Aufdeckerstorys aus Kärnten

Miklautz ist ein freier Journalist mit Sitz in Klagenfurt, er betreibt unter anderem die Homepage Mediapartizan und schreibt für verschiedene Medien, auch für überregionale Magazine. In Kärnten ist er für seine Investigativrecherchen bekannt und für seine Aufdeckerstorys bei den politischen Parteien auch gefürchtet.

Angezeigt wurde Miklautz wegen kritischer und für die Verantwortlichen unangenehmer Recherchen über Überstundenabrechnungen, Gehälter und Nebentätigkeiten im Klagenfurter Rathaus. Miklautz habe geheime Dokumente veröffentlicht und damit einen Beitrag zur "Verletzung des Amtsgeheimnisses" geleistet, so die Ansicht der Staatsanwaltschaft. Jetzt findet der Inhalt der Recherchen erst recht breiten medialen Widerhall.
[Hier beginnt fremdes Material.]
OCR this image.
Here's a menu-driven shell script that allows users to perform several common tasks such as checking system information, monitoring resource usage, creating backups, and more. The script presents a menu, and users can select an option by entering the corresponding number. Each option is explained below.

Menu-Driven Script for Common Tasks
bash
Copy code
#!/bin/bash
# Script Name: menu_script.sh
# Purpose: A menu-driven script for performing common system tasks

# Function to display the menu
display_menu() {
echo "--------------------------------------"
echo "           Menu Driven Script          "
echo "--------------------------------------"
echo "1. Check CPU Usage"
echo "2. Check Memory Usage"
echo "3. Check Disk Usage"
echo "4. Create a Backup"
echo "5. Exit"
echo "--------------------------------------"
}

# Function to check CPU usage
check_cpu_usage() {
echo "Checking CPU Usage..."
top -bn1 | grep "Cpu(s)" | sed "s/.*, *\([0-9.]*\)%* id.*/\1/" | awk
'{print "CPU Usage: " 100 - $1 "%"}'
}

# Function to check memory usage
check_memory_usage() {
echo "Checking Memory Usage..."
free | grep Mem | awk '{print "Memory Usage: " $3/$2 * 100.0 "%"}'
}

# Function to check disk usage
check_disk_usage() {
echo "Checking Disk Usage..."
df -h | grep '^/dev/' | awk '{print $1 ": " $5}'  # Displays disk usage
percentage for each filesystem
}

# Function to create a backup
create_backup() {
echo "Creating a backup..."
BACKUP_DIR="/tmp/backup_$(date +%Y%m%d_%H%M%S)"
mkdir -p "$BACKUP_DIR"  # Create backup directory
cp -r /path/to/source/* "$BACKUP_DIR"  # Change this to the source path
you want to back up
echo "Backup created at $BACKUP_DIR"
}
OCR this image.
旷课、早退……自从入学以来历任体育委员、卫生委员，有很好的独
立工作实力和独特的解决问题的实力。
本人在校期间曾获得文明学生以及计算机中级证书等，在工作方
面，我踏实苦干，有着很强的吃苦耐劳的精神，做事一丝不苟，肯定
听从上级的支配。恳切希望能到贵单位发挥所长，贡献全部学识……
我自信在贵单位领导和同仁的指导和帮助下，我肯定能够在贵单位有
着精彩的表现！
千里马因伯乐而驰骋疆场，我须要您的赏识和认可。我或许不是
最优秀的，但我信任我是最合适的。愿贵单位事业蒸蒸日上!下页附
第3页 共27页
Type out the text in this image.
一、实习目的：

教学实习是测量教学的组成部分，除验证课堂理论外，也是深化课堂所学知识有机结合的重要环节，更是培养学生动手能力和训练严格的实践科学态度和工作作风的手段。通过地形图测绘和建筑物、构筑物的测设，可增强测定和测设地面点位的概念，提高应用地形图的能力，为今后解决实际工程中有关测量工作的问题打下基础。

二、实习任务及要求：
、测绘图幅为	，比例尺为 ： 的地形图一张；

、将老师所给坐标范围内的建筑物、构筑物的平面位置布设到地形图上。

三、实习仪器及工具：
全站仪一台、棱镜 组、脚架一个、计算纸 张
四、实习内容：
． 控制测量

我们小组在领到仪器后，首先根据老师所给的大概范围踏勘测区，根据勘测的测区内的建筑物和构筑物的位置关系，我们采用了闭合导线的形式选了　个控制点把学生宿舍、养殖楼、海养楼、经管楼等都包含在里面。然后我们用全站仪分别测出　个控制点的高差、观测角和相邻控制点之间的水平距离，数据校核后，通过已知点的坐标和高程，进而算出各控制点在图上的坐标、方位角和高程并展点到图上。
Miklautz hatte im Kärntner Monat über Überstunden, Provisionen und Nebentätigkeiten im Klagenfurter Rathaus berichtet. Im Dezember 2022 soll Magistratsdirektor Peter Jost auf ein Bruttoeinkommen von 40.834 Euro gekommen sein. Miklautz konnte auch den Gehaltszettel vorlegen.

Gegen den Journalisten Franz Miklautz wird ermittelt.
Miklautz/LinkedIn

Auswertung nicht möglich

Medienrechtlich konnte man gegen Miklautz offenbar nicht ankommen, jetzt wird das Strafrecht bemüht. Es scheint auch darum zu gehen, den Informanten des Journalisten ausfindig zu machen. Gegen die Beschlagnahme von Computer und Handy, dem Arbeitsgerät von Miklautz, hat sein Anwalt Einspruch erhoben, derzeit können diese Geräte also nicht ausgewertet werden. Aber Miklautz kann auch nicht arbeiten, da er nicht auf seine Unterlagen und Kontakte zugreifen kann. Eine Auswertung der Geräte sei bis zu einer gerichtlichen Überprüfung nicht möglich, stellt die Justizministerin dazu fest. Zadić hat der Staatsanwaltschaft einen dringenden Berichtsauftrag erteilt, um die Sach- und Rechtslage zu prüfen. Der Justiz, so heißt es im Hintergrund, sei die Brisanz der Vorgänge durchaus bewusst, man versuche, so schnell wie möglich zu handeln und Ergebnisse zu erzielen.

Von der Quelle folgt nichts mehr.